Sadly, as this did not happen you now have to think of damage limitation.

Remember, worrying is a wasted emotion after the event and will change nothing. It will only hurt you more. Get some real friends around you (not the ones that just tell you what they think you want to hear) and talk to citizens advice or look online for help in dealing with this.

You should also book an urgent appointment with your doctor and be totally honest about what happened and how you were feeling leading up to it. you may need medication changes but only your doctor can decide on treatment. They can also put you in touch with all sorts of other services who will help you. They can help you in any future court case by citing your medical condition as mitigating circumstances. The courts are there to help you if you are ill and should, with doctors reports, be lenient.

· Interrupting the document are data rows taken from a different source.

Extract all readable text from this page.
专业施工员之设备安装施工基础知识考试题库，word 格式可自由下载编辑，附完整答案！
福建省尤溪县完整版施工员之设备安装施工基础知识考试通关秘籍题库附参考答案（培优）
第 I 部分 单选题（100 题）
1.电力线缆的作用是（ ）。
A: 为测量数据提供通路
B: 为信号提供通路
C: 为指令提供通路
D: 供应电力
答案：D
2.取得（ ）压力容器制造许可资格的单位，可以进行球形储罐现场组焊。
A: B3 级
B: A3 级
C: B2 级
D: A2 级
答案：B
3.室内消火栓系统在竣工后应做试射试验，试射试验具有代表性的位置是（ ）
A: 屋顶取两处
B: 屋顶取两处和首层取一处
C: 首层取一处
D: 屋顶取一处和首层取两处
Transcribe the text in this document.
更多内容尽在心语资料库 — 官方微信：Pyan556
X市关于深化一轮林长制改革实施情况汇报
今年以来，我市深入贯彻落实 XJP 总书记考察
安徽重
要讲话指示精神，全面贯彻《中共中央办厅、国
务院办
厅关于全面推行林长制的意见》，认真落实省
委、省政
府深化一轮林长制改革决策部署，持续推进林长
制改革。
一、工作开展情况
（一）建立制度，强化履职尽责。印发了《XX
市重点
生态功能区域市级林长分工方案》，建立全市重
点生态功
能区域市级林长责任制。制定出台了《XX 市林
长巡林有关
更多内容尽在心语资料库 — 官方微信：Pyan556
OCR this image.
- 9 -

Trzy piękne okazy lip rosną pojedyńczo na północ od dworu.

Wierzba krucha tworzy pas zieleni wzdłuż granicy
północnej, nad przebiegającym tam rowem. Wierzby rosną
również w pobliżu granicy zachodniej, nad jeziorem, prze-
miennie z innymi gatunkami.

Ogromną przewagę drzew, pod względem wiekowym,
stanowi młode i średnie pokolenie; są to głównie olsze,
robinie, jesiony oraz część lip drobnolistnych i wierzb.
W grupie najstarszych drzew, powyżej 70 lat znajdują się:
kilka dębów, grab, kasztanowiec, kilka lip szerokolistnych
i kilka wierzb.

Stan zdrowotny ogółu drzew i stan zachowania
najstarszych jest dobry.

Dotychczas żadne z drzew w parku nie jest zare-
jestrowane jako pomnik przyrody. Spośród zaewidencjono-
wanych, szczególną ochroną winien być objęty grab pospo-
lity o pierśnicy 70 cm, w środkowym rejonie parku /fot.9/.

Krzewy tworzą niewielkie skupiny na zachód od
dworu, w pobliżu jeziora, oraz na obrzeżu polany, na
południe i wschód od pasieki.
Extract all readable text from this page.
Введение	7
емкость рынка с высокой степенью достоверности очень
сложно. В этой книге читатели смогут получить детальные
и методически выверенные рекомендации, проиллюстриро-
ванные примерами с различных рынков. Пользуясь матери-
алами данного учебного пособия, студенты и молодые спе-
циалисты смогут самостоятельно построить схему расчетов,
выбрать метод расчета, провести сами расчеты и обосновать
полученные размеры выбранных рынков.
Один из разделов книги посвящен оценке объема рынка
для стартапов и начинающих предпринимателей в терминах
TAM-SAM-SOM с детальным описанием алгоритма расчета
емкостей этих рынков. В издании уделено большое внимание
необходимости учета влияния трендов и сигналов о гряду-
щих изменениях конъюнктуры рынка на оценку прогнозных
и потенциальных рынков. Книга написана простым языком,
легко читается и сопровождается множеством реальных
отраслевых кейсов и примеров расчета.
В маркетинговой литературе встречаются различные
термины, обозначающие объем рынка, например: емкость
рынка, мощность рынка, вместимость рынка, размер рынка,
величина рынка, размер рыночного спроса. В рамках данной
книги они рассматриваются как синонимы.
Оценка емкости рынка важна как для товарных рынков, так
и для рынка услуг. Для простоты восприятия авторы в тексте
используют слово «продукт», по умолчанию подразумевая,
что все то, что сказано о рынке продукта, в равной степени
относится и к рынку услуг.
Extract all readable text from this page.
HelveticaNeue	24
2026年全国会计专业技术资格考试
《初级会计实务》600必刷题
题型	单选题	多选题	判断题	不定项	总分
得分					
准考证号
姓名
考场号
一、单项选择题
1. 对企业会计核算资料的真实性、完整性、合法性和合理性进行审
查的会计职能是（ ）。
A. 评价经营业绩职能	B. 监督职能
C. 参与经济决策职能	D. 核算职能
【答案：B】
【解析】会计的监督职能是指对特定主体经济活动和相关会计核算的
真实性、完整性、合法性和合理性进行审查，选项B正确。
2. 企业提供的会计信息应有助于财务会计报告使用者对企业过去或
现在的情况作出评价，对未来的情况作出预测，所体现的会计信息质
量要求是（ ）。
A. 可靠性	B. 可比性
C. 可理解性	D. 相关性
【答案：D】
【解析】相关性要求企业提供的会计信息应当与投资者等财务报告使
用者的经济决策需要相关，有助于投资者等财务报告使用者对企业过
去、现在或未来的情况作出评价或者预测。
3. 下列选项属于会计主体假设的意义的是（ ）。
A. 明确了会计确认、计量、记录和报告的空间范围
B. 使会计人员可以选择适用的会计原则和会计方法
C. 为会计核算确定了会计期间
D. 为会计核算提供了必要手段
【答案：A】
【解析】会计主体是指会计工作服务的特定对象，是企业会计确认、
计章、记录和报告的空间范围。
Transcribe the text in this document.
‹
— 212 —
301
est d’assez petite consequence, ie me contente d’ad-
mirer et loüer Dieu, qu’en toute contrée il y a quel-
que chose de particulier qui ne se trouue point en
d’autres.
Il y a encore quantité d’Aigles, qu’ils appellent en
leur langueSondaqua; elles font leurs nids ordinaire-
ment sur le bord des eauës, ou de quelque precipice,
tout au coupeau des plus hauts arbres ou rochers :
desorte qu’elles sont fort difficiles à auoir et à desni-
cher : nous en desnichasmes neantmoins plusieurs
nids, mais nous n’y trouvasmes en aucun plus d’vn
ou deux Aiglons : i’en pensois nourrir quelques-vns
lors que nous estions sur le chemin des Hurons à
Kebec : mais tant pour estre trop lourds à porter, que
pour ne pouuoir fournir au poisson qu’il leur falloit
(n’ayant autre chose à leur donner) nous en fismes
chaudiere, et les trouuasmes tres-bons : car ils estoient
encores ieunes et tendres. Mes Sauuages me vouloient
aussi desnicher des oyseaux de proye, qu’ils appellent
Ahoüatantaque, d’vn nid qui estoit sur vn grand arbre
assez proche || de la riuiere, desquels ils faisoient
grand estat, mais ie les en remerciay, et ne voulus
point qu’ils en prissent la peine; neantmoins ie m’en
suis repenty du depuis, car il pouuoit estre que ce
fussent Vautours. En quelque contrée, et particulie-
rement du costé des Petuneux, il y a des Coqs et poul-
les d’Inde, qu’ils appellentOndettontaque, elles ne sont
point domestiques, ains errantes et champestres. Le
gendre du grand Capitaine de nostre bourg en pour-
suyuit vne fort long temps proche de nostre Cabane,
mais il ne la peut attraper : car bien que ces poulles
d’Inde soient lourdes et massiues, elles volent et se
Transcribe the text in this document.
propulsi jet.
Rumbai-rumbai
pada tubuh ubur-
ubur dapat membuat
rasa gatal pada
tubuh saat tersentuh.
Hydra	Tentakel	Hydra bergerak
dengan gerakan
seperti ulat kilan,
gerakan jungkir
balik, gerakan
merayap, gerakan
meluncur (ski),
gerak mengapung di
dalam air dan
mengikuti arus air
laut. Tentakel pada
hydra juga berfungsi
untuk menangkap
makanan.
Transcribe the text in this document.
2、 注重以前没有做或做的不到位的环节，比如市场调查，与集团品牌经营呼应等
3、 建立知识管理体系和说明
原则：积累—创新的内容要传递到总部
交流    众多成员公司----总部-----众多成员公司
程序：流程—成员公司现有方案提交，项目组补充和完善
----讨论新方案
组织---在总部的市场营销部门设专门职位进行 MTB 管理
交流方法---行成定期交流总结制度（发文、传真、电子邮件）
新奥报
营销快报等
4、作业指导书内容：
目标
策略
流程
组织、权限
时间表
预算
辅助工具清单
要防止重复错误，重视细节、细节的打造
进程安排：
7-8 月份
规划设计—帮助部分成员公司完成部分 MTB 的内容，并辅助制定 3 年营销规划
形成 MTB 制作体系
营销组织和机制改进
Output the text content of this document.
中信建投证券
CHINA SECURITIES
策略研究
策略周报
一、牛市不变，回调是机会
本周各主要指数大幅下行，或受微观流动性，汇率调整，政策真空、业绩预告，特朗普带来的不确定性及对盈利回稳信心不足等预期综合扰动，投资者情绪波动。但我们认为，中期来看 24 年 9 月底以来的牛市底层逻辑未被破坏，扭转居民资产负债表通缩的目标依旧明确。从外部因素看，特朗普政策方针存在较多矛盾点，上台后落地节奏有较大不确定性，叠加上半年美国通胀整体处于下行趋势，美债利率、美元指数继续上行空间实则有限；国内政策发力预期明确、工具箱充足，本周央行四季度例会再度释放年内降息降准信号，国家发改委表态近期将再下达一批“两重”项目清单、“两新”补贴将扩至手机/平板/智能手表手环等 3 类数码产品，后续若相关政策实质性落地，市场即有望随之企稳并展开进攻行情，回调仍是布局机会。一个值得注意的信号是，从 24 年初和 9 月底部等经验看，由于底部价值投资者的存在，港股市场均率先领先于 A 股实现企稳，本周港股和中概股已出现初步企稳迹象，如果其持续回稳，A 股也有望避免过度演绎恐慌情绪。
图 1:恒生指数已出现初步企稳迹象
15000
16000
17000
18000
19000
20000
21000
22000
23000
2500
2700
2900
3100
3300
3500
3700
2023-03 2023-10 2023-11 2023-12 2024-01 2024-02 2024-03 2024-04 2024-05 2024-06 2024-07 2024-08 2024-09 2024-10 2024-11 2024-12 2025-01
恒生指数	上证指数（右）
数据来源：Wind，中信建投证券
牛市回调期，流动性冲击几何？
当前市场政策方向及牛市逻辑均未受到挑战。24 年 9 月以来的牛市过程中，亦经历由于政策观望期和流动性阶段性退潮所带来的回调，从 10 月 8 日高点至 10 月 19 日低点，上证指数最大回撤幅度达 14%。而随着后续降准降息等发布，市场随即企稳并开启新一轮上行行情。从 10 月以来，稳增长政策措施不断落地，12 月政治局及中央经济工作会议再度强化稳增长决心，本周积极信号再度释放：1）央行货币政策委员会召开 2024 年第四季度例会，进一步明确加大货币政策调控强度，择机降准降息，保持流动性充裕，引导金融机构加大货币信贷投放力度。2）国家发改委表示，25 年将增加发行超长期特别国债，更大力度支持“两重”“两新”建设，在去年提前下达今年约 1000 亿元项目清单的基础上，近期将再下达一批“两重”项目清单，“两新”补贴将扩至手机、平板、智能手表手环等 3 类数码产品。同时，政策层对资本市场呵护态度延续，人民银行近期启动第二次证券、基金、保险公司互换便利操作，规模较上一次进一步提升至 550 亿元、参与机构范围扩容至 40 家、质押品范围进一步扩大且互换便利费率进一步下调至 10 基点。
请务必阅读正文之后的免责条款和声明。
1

I hope you can get some help with your anxiety as i have suffered it for decades now and have only recently, after a similar incident to yours, in my life, got the right medication and help.

In my case i am now glad it all happened as the outcome has freed me to live my life, after some hard lessens and changed medication.

You mentioned "Choice" in your letter. this is the key. We are all responsible for our actions. Actions that we choose to do. The best thing that works for me is "time to think". Counting to 10, to 20 to 100 or however high I have to count until i recognize the choice is mine to make.

I hope all goes well for you and you find some peace.

Tim.

I agree 100pc Timlad. I couldn't have put it better myself. To say nothing about anything else you did If any man dares to call me a 'bitch' I get just as nasty and abusive back. And I am nowhere near a violent person. I think you need to think very hard about your future language and behaviour baggins. I understand your anxiety but it doesn't give you the right to be abusive and violent towards, woman especially. Pick on someone your own size.

I definately think you should seek treatment for your anger issues before you do irretrievable harm to some poor soul.